Marx makes a valid point.
But there are other points that are equally valid. Other points are especially valid today when the human being is rapidly becoming obsolete as a factor of production; when the market value of labour-power is plummeting toward zero; and when productivity increases –when they occur—are not caused by workers working harder and smarter. They are caused by scientific research and capital investments in technology. Today productivity increases usually result in layoffs as capital is substituted for labour (as Piketty shows in his book The Economics of Inequality).
The civil law is not just window-dressing.

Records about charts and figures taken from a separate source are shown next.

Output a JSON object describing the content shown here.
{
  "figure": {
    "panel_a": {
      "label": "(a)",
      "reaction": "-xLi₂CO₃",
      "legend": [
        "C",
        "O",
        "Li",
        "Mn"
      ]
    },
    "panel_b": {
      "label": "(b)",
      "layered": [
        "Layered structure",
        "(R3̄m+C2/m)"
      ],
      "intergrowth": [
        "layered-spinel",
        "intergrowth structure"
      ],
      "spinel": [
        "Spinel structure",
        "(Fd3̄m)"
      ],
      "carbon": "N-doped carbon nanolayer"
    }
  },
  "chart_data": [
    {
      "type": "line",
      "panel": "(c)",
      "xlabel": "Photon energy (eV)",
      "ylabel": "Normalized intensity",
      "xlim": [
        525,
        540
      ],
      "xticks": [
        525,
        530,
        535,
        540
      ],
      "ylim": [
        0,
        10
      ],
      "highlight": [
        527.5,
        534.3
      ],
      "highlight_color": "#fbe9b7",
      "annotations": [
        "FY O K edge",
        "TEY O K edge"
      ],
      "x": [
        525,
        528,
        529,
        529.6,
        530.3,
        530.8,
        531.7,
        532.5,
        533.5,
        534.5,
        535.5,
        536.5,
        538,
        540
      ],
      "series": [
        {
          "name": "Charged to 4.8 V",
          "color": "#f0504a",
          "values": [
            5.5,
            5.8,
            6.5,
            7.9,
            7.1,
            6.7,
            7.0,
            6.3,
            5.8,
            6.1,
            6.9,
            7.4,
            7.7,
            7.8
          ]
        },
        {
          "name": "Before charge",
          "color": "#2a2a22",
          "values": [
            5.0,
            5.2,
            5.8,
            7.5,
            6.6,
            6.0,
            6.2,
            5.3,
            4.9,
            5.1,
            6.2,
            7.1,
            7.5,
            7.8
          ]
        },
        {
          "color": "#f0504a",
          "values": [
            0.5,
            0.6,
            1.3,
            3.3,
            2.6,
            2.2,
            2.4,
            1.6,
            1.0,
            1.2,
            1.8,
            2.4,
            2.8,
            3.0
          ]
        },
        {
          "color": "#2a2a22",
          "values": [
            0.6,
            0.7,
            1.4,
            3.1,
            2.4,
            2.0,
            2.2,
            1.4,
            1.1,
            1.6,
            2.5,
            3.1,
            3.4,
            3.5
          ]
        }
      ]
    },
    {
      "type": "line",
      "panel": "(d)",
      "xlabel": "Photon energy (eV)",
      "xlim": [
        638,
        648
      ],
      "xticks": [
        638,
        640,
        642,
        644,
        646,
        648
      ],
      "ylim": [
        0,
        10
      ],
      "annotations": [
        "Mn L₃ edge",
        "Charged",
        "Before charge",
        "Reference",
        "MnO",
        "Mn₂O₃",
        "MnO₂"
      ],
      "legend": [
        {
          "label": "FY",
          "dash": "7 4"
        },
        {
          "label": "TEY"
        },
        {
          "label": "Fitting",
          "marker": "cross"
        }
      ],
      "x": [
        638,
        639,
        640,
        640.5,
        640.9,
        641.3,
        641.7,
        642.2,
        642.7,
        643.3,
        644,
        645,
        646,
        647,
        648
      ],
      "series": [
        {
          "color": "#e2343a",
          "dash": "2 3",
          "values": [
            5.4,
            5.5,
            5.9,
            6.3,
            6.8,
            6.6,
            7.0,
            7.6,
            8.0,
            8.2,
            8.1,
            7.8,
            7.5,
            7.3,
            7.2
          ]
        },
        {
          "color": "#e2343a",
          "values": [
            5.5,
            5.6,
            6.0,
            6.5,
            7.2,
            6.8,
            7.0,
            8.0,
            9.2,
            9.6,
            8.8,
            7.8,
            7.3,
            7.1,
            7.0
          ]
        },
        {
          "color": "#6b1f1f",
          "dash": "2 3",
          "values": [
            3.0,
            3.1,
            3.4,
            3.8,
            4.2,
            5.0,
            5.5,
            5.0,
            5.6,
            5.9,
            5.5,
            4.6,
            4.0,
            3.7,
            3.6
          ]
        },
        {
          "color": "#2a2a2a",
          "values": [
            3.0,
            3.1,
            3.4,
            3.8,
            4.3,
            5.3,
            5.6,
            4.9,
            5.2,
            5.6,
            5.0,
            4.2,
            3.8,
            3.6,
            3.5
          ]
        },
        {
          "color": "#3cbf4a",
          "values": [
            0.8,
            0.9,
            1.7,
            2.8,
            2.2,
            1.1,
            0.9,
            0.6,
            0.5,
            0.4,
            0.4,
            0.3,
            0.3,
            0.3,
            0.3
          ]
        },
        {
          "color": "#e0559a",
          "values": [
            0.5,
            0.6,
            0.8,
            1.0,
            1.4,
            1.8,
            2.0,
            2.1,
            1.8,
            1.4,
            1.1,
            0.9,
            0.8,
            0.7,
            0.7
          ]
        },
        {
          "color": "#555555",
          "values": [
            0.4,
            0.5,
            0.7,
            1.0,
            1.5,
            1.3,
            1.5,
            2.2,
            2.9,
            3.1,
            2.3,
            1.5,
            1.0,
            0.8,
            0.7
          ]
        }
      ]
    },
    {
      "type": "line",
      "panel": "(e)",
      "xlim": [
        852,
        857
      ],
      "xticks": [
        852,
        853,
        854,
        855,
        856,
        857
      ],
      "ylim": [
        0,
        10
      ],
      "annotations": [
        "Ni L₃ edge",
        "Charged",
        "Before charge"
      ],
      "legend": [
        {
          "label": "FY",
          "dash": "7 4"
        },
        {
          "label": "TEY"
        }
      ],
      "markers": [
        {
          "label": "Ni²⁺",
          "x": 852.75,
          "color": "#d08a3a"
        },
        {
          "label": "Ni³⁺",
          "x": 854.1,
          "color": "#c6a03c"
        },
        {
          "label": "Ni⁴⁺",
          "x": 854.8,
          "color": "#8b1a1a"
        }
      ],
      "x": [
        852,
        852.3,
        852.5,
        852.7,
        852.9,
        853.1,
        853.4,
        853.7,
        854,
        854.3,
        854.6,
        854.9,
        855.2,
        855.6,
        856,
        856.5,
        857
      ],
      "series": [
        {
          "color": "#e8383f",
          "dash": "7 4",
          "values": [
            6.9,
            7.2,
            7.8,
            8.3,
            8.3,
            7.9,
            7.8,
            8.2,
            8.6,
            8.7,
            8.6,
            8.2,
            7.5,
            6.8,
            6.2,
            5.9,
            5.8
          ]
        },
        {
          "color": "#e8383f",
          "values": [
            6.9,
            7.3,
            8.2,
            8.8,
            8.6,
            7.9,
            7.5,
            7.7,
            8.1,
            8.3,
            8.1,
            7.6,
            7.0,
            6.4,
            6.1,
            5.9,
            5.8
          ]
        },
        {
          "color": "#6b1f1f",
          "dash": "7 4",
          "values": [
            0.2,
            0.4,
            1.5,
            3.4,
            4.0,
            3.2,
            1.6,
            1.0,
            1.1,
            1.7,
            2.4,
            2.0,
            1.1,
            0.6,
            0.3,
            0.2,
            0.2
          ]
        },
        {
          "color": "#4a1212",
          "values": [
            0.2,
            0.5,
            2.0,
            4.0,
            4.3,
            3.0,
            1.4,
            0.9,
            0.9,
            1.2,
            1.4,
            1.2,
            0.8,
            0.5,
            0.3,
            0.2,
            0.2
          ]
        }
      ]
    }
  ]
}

It really does organize markets. As Amartya Sen shows in his studies of famines, it is really true that if you cannot sell something for enough money to buy enough food to stay alive, then the civil law says you have no right to eat and you must die. Although the Irish famine and a number of famines in India were made worse by the dogmatic free market economics of their British rulers, the basic dynamics of famine are established at the level of jurisprudence, not at the level of economic theory.
As Jürgen Habermas (The Legitimation Crisis), Karl Polanyi (The Great Transformation) and others (like me and Joanna Swanger in The Dilemmas of Social Democracies and in Gandhi and the Future of Economics) have shown, markets are the primary institution. Governments are secondary. Markets govern governments. Governments do not control markets. The first imperative for any government is to make the economy work for the people. The government can only comply with that imperative –to the extent that it can comply with it at all—by pleasing the markets. Governments must please investors. Therefore, even if DIEM or TDEM were to win elections and form governments, they would still not have real power. The markets would still have the main power, the decisive power, including but not limited to what Giorgio Agamben calls the power to enforce a state of exception.
Governments cannot simply invoke the principle of popular sovereignty, and then apply it to take control of markets. As the historical research of Michel Foucault has shown (see, for example, the last lectures in his Society Must be Defended) for several centuries, at least since the Enlightened Despots, it has been a principle of jurisprudence that any government that does not respect freedom, equality, property and Bentham (especially property) is not a legitimate government. It violates the social contract. A state of exception is justified. As Fareed Zakaria puts it today, speaking to a worldwide audience on CNN, democracy loses legitimacy when it becomes ‘illiberal.’
Jean-Claude Juncker recently let the cat out of the bag when he remarked that he and his colleagues know perfectly well what they ought to do. What they do not know, is how to do what they ought to do and get re-elected. Exactly. What they ought to do –not just according to his worldview, but according to the way the world is presently organized– is obey the markets. Ethics, the call of duty, clashes with democracy. Such is the conceptual muddle in which Europe and all humanity is trapped.
This is why the disagreement between Thomas Piketty and Yanis Varoufakis is a splendid educational opportunity. It is an opportunity to move the conversation to a deeper level. It is an opportunity to take to heart the words of Albert Einstein: ‘We cannot solve our problems with the same level of thinking that created them.’